The phrase means a segment is absolutely pointless. Not only does it not add to the story, it's aggravating as hell. 

Exhausting passages that have nothing to do with the prince of tea in China are one of the most common mistakes made by beginning novelists. They are usually inserted to beef up an author's credentials, but have more to do with the author's ego, not the story. It's so tempting to show off one's mastery of the history of a period. Especially when the story is shaped by setting and the environment of the everyday world. 

All historical details should be integrated in such a way that they advance the plot. For my historical novel, Come Spring, I read a whole book about fitting horse collars properly. I really, really wanted to show off my knowledge of horse collars, but knew it would bore readers stiff. I ended up with a scene where my hero, Daniel, padded the horse collar with a piece of precious calico, infuriating his wife, Aura Lee, who had planned to use the fabric in a quilt. 

There's extra tension when descriptive details are so crucial to a scene that the elements stick with readers forever. The account of the Count of Monte Cristo's stay in the dungeon would not be the same without the slimy walls, the moldy food, the crushing deprivation. 

Integration into plot is the best way, but if a writer must use narrative passages, I like Jack Bickham's book, Scene and Structure. Bickham offers an excellent explanation about sequels to a scene and how they set the stage for action to come.

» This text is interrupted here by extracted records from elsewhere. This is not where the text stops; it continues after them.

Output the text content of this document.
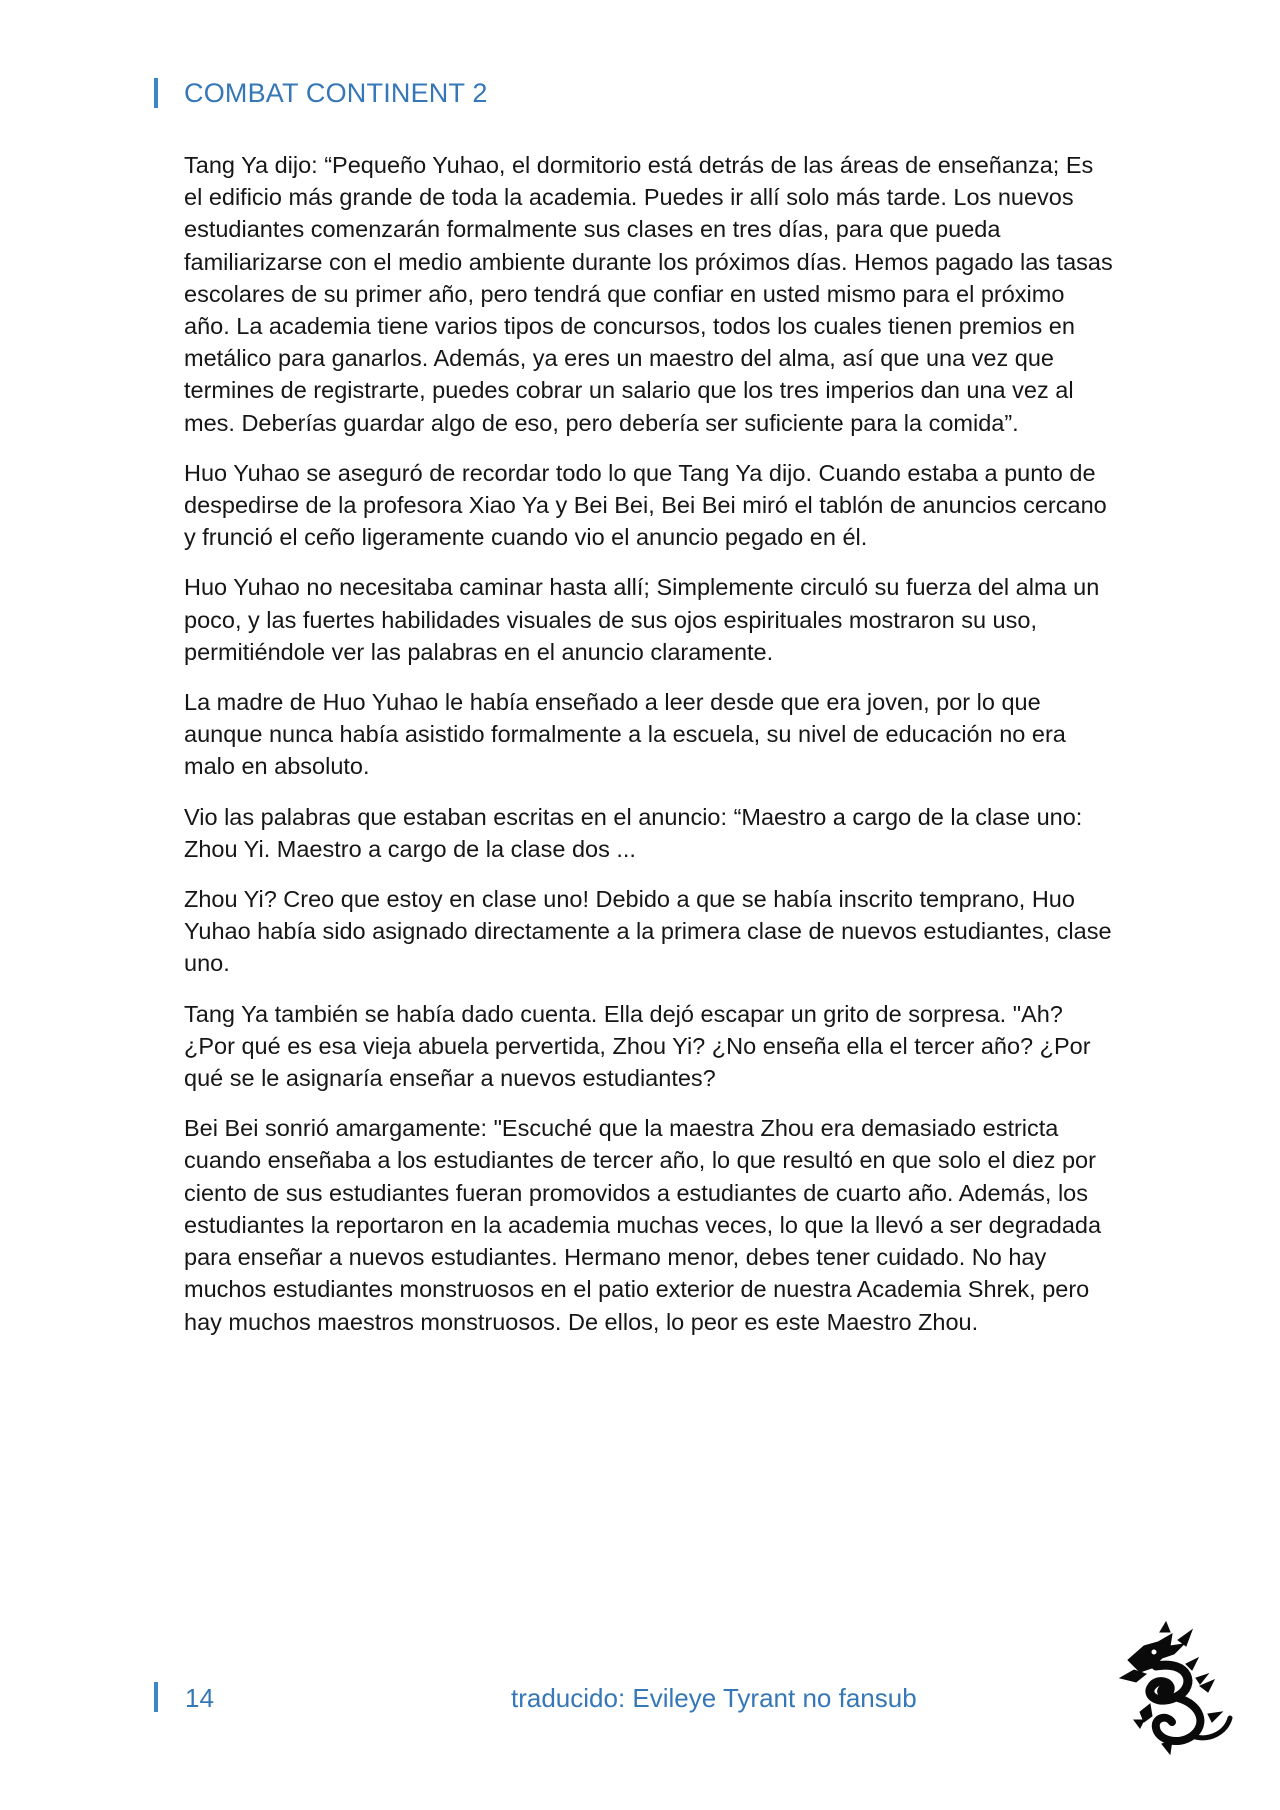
COMBAT CONTINENT 2

Tang Ya dijo: “Pequeño Yuhao, el dormitorio está detrás de las áreas de enseñanza; Es el edificio más grande de toda la academia. Puedes ir allí solo más tarde. Los nuevos estudiantes comenzarán formalmente sus clases en tres días, para que pueda familiarizarse con el medio ambiente durante los próximos días. Hemos pagado las tasas escolares de su primer año, pero tendrá que confiar en usted mismo para el próximo año. La academia tiene varios tipos de concursos, todos los cuales tienen premios en metálico para ganarlos. Además, ya eres un maestro del alma, así que una vez que termines de registrarte, puedes cobrar un salario que los tres imperios dan una vez al mes. Deberías guardar algo de eso, pero debería ser suficiente para la comida”.

Huo Yuhao se aseguró de recordar todo lo que Tang Ya dijo. Cuando estaba a punto de despedirse de la profesora Xiao Ya y Bei Bei, Bei Bei miró el tablón de anuncios cercano y frunció el ceño ligeramente cuando vio el anuncio pegado en él.

Huo Yuhao no necesitaba caminar hasta allí; Simplemente circuló su fuerza del alma un poco, y las fuertes habilidades visuales de sus ojos espirituales mostraron su uso, permitiéndole ver las palabras en el anuncio claramente.

La madre de Huo Yuhao le había enseñado a leer desde que era joven, por lo que aunque nunca había asistido formalmente a la escuela, su nivel de educación no era malo en absoluto.

Vio las palabras que estaban escritas en el anuncio: “Maestro a cargo de la clase uno: Zhou Yi. Maestro a cargo de la clase dos ...

Zhou Yi? Creo que estoy en clase uno! Debido a que se había inscrito temprano, Huo Yuhao había sido asignado directamente a la primera clase de nuevos estudiantes, clase uno.

Tang Ya también se había dado cuenta. Ella dejó escapar un grito de sorpresa. "Ah? ¿Por qué es esa vieja abuela pervertida, Zhou Yi? ¿No enseña ella el tercer año? ¿Por qué se le asignaría enseñar a nuevos estudiantes?

Bei Bei sonrió amargamente: "Escuché que la maestra Zhou era demasiado estricta cuando enseñaba a los estudiantes de tercer año, lo que resultó en que solo el diez por ciento de sus estudiantes fueran promovidos a estudiantes de cuarto año. Además, los estudiantes la reportaron en la academia muchas veces, lo que la llevó a ser degradada para enseñar a nuevos estudiantes. Hermano menor, debes tener cuidado. No hay muchos estudiantes monstruosos en el patio exterior de nuestra Academia Shrek, pero hay muchos maestros monstruosos. De ellos, lo peor es este Maestro Zhou.

14	traducido: Evileye Tyrant no fansub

Of particular interest is the emphasis on a character's reaction--often brooding--to tension generated and his decision to do something.

Sequels are also a very convenient place to slip in critical observations while the mumbling hero is talking to himself: passing beggars, stumbling over the sick, etc. It's a chance to slip in political opinions. All sorts of stuff. 

I could add many examples of passages that have nothing to do with the price of tea in China, but I'm sure every reader could point to books where they abandoned them half way through for this every reason







3 comments:

Sybil Johnson said...

Jack Bickham's book is a great resource. Great post.

Charlotte Hinger said...

Thanks Kalai, This is one of the longest-running creative writing blogs thanks to our super blogmaster Rick Blechta. He's very faithful to the task.

Charlotte

Charlotte Hinger said...

Sybil, glad you agree. I love that book.